Los expertos en empresas de familia en Colombia afirman que las cosas están cambiando. La crisis ha forzado a muchas empresas familiares a dar pasos difíciles que no se habían concretado antes. Incluso en regiones que habían sido reacias al cambio, como el Valle del Cauca, el manejo de la crisis ha obligado a introducir miembros de junta desvinculados a las familias, en un proceso que ha sido rápido y tal vez no ha permitido suficiente reflexión dentro de las familias.



Las juntas directivas tienen hoy una influencia mucho mayor en la definición de los planteamientos estratégicos de las empresas, que antes estaban estrictamente a cargo de la administración. Muchas de ellas están hablando de un tema que hasta hace poco era un tabú: la apertura de la propiedad para admitir un socio externo con una participación importante. En este momento, la adopción de códigos claros de gobierno corporativo en las empresas familiares es esencial para asegurar el tránsito de nuestra economía a una nueva fase de crecimiento.

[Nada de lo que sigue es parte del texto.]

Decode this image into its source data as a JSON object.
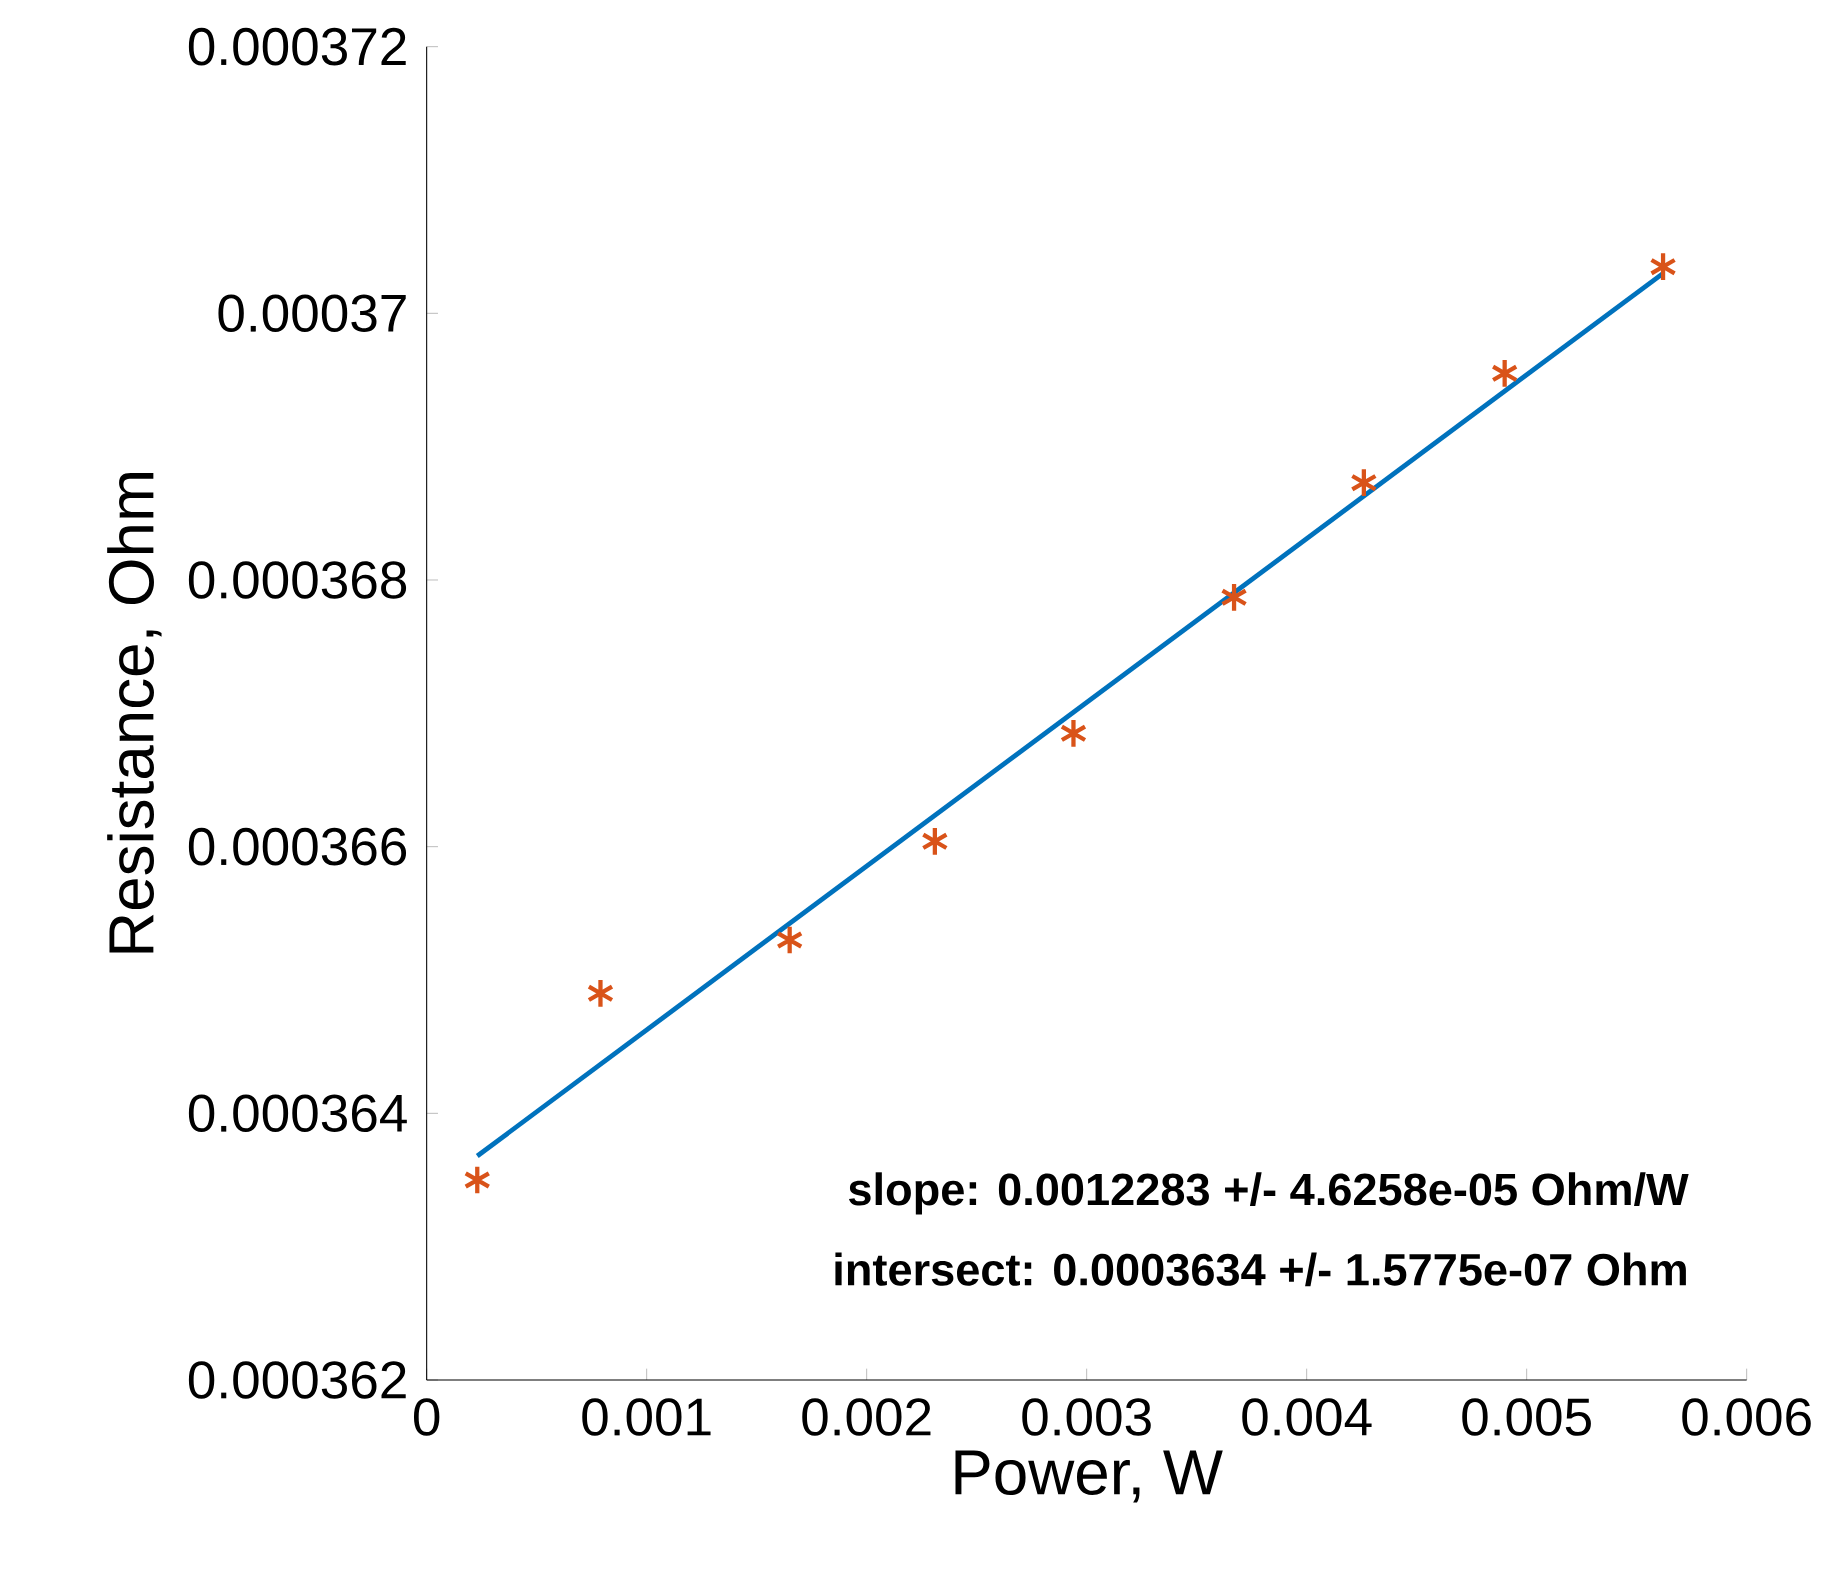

Otro tema que se está trabajando en muchas empresas es el mantenimiento de su valor parimonial tras la sucesión. En pocas palabras, no necesariamente vale lo mismo un paquete de acciones en cabeza de un solo titular, que atomizado entre muchos herederos. La solución incluye fórmulas que mantienen la unidad de la empresa y limitan las circunstancias en las cuales los herederos pueden vender.



Las empresas familiares están en la columna vertebral del sistema productivo en Colombia. Su adaptación a las exigencias de una economía globalizada son un tema vital para el desarrollo del país. Si los grupos familiares propietarios no se educan en las complejidades del desafío que tienen delante y crean los mecanismos necesarios para asumir la transición, las tensiones emocionales van a consumir una energía preciosa, que debería emplearse en la transformación empresarial hacia la competitividad. El tiempo y el margen de maniobra se agotan.